Putin has tolerated Navalny organizing elites in Moscow.  But his base of support lies outside Moscow and it is in these regions that Putin’s nationalist message plays better.  During and after 2011, Putin played this class warfare game beautifully to solidify the population behind him.  But as one protester ominously said: “We don’t want Syria; we want roads in Irkusk.”

The attack against Medvedev’s corruption also had a tinge of economic populism to it.  Since the 2013 economic crisis in Russia, their GDP per capita has decreased from $15,500 to $9,900.  Previous protests were ideological or calling for political change.  This one addressed pocketbook issues.  This genre of protest tends to be more persistent, determined and less fearful of government action.
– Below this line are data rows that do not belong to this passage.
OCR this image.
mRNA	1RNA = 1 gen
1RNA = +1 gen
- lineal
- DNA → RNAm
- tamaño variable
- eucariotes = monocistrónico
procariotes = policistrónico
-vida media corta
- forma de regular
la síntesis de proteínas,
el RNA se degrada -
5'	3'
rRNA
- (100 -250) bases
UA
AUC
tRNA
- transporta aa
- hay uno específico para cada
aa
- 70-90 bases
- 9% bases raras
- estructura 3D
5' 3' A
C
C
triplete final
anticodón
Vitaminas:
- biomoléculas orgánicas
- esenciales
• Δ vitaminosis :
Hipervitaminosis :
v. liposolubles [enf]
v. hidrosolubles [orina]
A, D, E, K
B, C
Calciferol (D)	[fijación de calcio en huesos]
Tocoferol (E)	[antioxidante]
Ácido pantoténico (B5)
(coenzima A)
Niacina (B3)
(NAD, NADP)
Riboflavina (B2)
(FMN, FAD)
The Kremlin appears to be vexed by Navalny at this point.  Although portrayed as “massive protests” by the media, they did little than disrupt Sunday traffic.  But, the police arrested at least 800 in Moscow just for showing up. Navalny himself was arrested and sentenced to 15 days in jail.  At this point, Navalny has succeeded in changing the Kremlin’s preferred electoral dynamics for 2018.  Although Putin’s approval rating stands at a hefty 84%, with the euphoria of the Crimean annexation and nationalist fervor abating, the mantra was “Putin or nothing.”  Now it has evolved into “Putin or Navalny.”

However, Putin is likely to emerge the victor in this game of political chess.  The Communist party in the Duma has called for an investigation into the alleged corruption.  Although “an opposition party,” they usually do the Kremlin’s bidding.  This is rare when this happens.  The arrest last year of a high-ranking government official was viewed as an attack on Medvedev himself. And in response to these protests, Putin’s spokesman has said they would look into the concerns of those protests that were authorized.

There are many within Putin’s inner circle who now view Medvedev as weak and dispensable.  It should also be remembered that Medvedev was the president at the time during the 2011-2012 protests that so angered Putin.  Seen as the ultimate likely successor to Putin, Medvdev would likely pursue a more pro-Western liberal agenda.

Therefore, do not be surprised if Medvedev resigns sooner or later.  Putin would get the glory and be the main beneficiary.  Navalny would then either be neutralized, or he would have to risk going directly at a leader with an 84% approval rating.  In either case, Putin holds most of the cards while Navalny gets the present spotlight.

No matter who wins the 2020 US presidential election, they will have to deal with Putin in Russia.  Despite this burp in Russian politics, Putin once again comes out the winner.